Mika, dal dramma della guerra al brutto male: “Un cancro al cervello”

Una vita incredibile quella del cantante libanese. Scappato dalla povertà e dalla guerra, diventa famosissimo in Italia. Ma le sofferenze non sono purtroppo ancora finite

Ormai artista affermato, Mika ha una vita che in molti potrebbero trovare incredibile. In realtà alla base c’è “solo” una grande forza d’animo e il coraggio di non arrendersi alle difficoltà. Di origini libanesi, il suo vero nome è Michael Holbrook Penniman Jr. Le sue grandi difficoltà iniziano già da molto piccolo. A causa del lavoro del padre, a 7 anni fu costretto a vivere all’interno dell’ambasciata americana in Kuwait per ben 7 mesi. Il padre ha affrontato anche la tremenda Guerra del Golfo, dove è stato preso in ostaggio. Quando è tornato a casa, Mika ha dovuto affrontare il trauma di incontrare il padre completamente cambiato e traumatizzato.

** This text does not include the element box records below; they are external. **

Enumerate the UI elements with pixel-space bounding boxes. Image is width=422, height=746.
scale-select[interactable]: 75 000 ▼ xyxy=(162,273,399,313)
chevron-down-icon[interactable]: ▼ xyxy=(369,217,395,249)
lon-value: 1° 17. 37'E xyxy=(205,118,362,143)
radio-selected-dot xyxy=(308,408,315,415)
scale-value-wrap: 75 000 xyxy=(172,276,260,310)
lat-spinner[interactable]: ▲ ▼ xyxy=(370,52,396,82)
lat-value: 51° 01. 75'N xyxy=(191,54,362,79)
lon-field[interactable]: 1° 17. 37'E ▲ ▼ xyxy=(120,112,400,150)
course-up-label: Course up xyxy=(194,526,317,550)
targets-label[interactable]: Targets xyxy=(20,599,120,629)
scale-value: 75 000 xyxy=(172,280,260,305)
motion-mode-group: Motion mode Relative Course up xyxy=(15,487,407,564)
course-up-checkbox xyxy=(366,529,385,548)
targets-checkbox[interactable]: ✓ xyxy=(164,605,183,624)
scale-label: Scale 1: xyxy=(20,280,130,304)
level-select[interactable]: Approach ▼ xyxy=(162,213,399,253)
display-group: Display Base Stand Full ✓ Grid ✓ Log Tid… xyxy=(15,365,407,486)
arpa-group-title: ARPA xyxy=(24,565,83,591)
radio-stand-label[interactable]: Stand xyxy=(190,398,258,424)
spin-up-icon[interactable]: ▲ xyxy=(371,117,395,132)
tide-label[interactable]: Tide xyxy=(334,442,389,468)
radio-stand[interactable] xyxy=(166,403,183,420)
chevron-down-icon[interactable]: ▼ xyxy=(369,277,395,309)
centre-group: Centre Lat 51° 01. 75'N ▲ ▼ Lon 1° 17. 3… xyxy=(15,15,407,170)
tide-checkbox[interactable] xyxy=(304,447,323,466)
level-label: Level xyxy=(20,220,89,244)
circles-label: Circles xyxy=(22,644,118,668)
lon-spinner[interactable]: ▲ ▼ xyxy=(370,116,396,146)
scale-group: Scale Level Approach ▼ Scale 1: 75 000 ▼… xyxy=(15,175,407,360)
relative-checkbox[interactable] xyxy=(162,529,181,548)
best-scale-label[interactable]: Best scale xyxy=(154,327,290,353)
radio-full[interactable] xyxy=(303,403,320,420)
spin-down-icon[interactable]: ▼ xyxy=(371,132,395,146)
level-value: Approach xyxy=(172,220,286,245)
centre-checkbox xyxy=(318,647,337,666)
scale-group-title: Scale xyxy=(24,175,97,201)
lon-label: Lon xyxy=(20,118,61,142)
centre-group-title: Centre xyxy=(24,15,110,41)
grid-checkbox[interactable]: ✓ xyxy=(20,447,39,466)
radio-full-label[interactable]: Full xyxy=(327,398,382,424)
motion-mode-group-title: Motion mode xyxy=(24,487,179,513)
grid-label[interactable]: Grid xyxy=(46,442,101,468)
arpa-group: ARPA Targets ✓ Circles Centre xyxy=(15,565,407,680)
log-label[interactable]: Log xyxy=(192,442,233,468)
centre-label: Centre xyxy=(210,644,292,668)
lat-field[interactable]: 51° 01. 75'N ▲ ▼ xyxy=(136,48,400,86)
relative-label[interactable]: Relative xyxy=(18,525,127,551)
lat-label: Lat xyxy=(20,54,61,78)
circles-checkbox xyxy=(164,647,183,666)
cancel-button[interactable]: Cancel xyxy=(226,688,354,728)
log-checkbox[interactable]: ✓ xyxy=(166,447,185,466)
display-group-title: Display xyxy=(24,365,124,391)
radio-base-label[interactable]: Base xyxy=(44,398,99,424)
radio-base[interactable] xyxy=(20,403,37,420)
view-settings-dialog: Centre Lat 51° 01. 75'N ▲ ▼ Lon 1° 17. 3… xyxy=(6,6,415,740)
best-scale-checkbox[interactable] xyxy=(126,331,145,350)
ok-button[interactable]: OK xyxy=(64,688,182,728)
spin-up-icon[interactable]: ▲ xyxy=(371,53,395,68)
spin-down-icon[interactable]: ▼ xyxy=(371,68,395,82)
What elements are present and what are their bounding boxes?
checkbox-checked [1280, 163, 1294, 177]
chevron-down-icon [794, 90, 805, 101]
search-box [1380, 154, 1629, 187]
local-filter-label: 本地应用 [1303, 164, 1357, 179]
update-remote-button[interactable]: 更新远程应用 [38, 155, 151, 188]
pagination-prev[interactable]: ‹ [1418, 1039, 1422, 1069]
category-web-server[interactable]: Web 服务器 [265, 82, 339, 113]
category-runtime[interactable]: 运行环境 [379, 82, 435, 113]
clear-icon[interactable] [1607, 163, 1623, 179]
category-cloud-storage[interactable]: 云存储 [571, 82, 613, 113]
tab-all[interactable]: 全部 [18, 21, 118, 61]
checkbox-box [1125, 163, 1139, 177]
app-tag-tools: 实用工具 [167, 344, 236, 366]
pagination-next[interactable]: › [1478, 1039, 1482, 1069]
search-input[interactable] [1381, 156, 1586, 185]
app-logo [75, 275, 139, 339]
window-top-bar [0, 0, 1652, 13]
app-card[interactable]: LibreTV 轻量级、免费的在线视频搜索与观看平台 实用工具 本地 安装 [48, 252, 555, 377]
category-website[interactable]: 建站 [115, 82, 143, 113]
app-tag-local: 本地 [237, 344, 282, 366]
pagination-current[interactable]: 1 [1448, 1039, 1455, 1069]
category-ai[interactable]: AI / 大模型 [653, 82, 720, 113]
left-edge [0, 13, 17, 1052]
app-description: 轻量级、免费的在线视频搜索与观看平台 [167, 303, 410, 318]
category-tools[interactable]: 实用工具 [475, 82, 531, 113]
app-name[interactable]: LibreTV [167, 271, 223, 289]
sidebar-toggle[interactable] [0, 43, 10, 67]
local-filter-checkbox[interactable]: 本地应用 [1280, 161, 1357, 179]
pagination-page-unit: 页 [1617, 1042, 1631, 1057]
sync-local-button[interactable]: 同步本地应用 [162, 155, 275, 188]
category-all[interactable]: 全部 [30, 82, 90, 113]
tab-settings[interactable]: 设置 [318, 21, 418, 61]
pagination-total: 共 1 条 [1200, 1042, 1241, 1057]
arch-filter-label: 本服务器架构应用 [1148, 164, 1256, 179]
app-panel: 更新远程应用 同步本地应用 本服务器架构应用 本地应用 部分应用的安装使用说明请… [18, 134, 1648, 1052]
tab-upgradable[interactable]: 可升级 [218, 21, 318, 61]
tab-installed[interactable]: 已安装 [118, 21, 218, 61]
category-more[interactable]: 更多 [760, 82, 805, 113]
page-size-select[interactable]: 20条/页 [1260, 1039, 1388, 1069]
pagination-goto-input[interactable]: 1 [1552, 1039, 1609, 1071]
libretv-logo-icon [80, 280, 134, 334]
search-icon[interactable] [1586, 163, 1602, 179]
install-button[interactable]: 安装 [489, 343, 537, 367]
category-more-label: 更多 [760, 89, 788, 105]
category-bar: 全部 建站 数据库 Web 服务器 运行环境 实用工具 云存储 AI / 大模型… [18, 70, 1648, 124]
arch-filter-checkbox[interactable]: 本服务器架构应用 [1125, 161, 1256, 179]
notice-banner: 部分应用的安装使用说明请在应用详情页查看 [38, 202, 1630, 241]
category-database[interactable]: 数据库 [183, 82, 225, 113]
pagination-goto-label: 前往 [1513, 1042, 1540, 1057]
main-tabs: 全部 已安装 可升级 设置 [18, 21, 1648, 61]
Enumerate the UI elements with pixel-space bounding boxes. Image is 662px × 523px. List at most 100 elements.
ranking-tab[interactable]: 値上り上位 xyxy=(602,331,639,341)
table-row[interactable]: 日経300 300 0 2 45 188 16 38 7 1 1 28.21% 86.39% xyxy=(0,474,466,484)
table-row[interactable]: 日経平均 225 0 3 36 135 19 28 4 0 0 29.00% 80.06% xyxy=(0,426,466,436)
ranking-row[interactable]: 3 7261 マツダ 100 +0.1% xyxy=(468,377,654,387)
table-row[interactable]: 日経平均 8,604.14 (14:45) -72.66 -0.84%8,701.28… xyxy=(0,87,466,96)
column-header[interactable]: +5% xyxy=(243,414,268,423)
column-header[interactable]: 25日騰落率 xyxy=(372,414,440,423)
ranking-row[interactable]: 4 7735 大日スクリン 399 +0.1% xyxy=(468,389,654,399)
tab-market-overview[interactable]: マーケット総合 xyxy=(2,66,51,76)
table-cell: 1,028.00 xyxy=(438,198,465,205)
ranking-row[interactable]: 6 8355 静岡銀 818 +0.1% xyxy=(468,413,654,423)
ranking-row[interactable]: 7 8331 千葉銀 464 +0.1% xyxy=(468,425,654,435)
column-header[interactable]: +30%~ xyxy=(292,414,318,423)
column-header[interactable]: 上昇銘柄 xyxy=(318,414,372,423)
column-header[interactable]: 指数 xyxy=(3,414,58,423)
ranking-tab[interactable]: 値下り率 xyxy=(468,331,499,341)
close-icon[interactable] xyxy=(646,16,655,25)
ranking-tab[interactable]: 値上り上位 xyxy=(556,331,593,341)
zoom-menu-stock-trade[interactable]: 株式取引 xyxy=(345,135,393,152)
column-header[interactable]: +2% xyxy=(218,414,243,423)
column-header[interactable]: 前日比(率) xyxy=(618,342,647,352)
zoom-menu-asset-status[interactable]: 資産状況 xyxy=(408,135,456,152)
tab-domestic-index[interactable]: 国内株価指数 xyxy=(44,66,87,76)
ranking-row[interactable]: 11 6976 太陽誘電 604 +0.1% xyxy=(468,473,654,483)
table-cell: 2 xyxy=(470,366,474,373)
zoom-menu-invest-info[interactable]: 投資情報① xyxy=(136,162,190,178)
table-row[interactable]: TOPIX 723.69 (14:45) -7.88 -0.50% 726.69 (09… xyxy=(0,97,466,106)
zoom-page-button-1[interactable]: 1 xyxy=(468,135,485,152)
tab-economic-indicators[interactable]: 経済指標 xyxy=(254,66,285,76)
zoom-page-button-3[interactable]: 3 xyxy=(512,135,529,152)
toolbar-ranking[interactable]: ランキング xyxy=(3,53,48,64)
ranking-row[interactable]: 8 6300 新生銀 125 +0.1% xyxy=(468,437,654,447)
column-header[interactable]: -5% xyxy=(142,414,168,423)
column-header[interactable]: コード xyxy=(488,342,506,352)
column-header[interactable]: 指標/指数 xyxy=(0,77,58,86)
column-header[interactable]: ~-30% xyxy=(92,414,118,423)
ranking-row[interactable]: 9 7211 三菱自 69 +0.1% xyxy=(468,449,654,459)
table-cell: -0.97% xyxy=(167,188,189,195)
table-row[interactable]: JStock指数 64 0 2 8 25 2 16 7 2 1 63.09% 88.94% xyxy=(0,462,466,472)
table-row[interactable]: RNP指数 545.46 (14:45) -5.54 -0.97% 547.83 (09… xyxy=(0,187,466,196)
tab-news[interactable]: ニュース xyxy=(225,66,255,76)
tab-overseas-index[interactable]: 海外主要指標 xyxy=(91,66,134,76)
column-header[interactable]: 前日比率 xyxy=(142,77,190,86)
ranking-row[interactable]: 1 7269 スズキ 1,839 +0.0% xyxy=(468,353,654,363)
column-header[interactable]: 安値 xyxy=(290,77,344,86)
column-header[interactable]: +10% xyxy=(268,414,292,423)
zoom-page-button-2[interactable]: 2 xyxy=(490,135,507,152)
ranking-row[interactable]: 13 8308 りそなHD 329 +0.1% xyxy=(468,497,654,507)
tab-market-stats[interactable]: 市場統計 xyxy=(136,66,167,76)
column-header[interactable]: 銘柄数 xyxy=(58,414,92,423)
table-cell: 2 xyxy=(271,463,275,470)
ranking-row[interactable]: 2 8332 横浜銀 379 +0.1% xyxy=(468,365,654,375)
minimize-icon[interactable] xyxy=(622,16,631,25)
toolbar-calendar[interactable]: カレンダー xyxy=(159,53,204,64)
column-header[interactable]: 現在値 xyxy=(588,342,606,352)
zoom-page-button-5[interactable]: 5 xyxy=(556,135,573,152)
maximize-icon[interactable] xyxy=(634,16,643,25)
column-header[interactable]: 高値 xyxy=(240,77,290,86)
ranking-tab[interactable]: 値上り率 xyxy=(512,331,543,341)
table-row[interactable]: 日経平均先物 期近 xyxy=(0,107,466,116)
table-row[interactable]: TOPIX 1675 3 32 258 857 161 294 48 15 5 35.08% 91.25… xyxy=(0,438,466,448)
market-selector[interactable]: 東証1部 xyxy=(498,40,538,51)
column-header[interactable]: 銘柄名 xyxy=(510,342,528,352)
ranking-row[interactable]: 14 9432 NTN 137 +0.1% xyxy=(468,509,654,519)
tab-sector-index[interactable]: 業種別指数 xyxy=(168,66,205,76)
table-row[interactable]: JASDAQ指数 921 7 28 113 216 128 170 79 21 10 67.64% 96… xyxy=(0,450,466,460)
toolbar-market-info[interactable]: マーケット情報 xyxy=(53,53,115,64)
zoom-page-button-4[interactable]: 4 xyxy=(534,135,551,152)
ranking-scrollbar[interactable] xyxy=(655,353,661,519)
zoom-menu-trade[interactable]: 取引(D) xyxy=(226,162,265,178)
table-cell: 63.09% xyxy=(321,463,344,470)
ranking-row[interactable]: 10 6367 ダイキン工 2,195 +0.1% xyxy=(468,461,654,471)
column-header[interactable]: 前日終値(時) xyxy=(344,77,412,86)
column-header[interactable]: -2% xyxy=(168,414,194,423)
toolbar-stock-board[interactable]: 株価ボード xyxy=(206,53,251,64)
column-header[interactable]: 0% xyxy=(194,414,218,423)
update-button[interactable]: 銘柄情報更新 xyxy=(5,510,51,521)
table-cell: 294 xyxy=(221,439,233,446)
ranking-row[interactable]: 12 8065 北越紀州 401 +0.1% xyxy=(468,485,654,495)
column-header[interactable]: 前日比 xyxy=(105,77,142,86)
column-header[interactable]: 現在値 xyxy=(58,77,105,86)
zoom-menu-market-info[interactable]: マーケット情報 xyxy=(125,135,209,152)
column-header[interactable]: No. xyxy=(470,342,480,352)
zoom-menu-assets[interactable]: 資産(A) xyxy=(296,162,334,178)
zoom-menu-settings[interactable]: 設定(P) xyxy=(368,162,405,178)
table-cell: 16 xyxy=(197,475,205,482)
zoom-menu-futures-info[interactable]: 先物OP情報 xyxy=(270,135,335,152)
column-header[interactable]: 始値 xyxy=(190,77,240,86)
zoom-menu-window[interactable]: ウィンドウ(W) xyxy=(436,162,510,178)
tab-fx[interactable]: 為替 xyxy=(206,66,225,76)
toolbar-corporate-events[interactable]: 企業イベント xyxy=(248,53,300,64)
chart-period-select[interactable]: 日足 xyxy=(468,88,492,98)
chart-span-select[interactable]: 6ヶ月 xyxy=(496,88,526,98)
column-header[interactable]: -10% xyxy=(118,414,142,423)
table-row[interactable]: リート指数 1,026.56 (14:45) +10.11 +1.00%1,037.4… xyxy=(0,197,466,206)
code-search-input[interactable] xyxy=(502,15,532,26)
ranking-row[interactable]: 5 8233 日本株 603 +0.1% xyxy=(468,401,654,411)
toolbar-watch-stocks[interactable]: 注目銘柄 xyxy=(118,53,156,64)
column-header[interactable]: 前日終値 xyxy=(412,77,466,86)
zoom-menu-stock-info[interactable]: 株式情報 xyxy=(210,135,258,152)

E’ stata la mamma a chiamarlo da sempre Mika, nomignolo che si è portato dietro nella sua carriera da cantante in Europa. Si fa fatica a credere che un ragazzino che ha vissuto la guerra e dislessico possa essere riuscito a diventare cosi famoso. La dislessia gli ha causato non pochi problemi a scuola e nello studio: “Quando mi hannocacciato da scuola, a 10 anni, mia madre mi fece vedere un sacco di film sulle persone in prigione per spaventarmi e iniziò a farmi studiare musica”. La sua forza di volontà lo ha portato anche a superare il suo problema. Infatti oggi MikConosce e parla correntemente 7 lingue tra cui inglese, spagnolo, italiano e francese (oltre all’arabo)

Le sofferenze per Mika non hanno fine, ecco cosa sta affrontando

Oltre ai problemi della sua infanzia, Mika ha dovuto fare i conti anche con il fatto di aver scoperto di essere omosessuale. Mika è gay e ha fatto coming out nel 2012. Dal 2007 (tra alti e bassi) è legato sentimentalmente a Andreas Dermanis, regista con cui convive a Londra. Essere gay, lo sappiamo non è facile. Per sua madre la sua omosessualità è stata difficile da accettare: Mia madre è orgogliosa di me al 90%. Ma so bene che un figlio più tradizionale, per lei, sarebbe stato meglio. Se non altro per organizzare dei bei pranzi con nuora e nipotini“, ha spiegato in un’intervista

Proprio il rapporto con la madre è sempre stato molto altalenante, ma Mika le ha sempre voluto un gran bene. Soprattutto quando ha dovuto affrontare la sua morte, arrivata dopo la lunga battaglia contro un cancro al cervello. Purtroppo questo gravissimo male non ha lasciato scampo alla donna. Le sue condizioni sembravano migliorare, ma non c’è stato nulla da fare. Mika si è scusato per il lungo periodo di silenzio radiofonico soprattutto quando la madre era molto malata. Nello stesso periodo in famiglia ci sono state persone con i sintomi del Covid. Una situazione da cui siamo sicuri che Mika riuscirà a risollevarsi presto.